Ce jeudi 16 janvier 2025, un groupe d’enseignants chercheurs non reclassés des institutions d’enseignement supérieur a organisé une manifestation devant le département de tutelle pour dénoncer les injustices dont ils estiment être victimes. Les enseignants, mobilisés en masse, réclament leur reclassement, le paiement des primes de craie, de transport et de logement, ainsi que le respect d’un décret présidentiel qui accorde des primes supplémentaires à tous les enseignants chercheurs de Guinée.
Thierno Sadou Diallo, 1er secrétaire général adjoint de l’Union Syndicale des Enseignants Chercheurs et Chercheuses de Guinée, est revenu sur les raisons de cette mobilisation.
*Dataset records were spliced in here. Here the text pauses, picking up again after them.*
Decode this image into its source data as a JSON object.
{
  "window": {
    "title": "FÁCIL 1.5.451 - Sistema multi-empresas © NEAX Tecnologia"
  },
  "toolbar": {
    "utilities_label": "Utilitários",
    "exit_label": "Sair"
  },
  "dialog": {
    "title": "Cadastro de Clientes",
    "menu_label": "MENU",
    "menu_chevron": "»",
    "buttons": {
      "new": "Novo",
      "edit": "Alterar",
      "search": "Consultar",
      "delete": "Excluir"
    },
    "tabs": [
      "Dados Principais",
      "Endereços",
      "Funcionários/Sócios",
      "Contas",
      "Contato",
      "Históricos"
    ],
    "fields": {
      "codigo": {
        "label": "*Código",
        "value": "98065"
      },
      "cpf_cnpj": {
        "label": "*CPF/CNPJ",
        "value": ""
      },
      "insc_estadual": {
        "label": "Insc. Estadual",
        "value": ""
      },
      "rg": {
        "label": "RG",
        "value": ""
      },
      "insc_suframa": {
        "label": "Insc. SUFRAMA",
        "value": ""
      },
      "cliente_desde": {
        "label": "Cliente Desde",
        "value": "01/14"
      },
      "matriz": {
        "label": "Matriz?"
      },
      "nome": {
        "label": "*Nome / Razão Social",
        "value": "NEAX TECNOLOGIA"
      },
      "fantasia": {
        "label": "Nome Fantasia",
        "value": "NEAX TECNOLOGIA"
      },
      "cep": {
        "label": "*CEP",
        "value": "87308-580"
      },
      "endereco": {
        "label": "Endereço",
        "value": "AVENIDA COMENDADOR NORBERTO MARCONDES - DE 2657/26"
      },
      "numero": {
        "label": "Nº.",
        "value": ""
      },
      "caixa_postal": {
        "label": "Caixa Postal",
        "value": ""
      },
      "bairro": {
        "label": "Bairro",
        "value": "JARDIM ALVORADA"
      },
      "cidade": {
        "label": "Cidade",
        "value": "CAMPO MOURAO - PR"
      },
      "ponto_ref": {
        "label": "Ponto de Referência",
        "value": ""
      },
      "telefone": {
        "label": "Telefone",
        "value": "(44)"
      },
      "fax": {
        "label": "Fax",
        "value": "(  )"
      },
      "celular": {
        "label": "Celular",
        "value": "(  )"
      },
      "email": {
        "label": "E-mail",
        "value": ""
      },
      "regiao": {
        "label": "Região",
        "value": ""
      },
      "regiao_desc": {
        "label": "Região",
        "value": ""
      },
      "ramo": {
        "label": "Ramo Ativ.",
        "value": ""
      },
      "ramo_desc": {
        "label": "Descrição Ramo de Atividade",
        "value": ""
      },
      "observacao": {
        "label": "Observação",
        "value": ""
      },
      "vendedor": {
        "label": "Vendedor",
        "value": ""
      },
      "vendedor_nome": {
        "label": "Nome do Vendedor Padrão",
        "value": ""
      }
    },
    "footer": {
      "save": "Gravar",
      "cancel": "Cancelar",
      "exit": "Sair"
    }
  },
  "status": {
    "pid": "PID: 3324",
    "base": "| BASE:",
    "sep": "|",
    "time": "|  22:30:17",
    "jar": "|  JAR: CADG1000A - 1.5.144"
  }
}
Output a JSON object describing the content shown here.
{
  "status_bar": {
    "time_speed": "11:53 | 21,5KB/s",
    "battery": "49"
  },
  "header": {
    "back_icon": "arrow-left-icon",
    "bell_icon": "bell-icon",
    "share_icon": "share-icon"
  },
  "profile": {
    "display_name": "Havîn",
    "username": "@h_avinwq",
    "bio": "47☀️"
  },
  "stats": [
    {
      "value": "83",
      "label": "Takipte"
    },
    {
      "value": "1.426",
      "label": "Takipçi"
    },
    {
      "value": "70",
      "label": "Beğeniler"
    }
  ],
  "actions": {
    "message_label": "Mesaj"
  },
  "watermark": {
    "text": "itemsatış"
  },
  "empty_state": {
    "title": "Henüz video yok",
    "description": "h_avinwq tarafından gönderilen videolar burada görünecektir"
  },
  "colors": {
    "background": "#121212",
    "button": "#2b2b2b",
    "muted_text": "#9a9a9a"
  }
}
Selon lui, cela fait plusieurs mois que ces enseignants vivent dans une situation précaire, sans avoir obtenu de solution à leurs revendications. Il a souligné que l’absence de réponse des autorités était perçue comme une forme de complicité avec l’injustice.
« Nous sommes ici pour revendiquer nos droits. Il y a plusieurs mois que nous n’avons pas bénéficié des primes liées au transport, au logement, ni de celles promises par le décret présidentiel. Nous, les enseignants chercheurs non reclassés, n’avons même pas un grade académique digne de ce nom. Le statut particulier nous octroie des primes qui ne sont toujours pas appliquées », a-t-il déclaré. Il a précisé que, bien qu’ils ne puissent pas encore réclamer les primes de grade, les enseignants chercheurs réclament au moins les autres primes comme celles de craie, de transport et de préparation.
Si leurs revendications ne sont pas entendues, Thierno Sadou Diallo a menacé de continuer la lutte avec encore plus de fermeté. « Si aucune solution n’est apportée, nous arrêterons les cours et continuerons à manifester régulièrement devant le département », a-t-il conclu.
Cette manifestation met en lumière les difficultés auxquelles sont confrontés les enseignants chercheurs non reclassés et souligne l’urgence pour les autorités de répondre à leurs revendications, sous peine de voir la mobilisation se durcir davantage.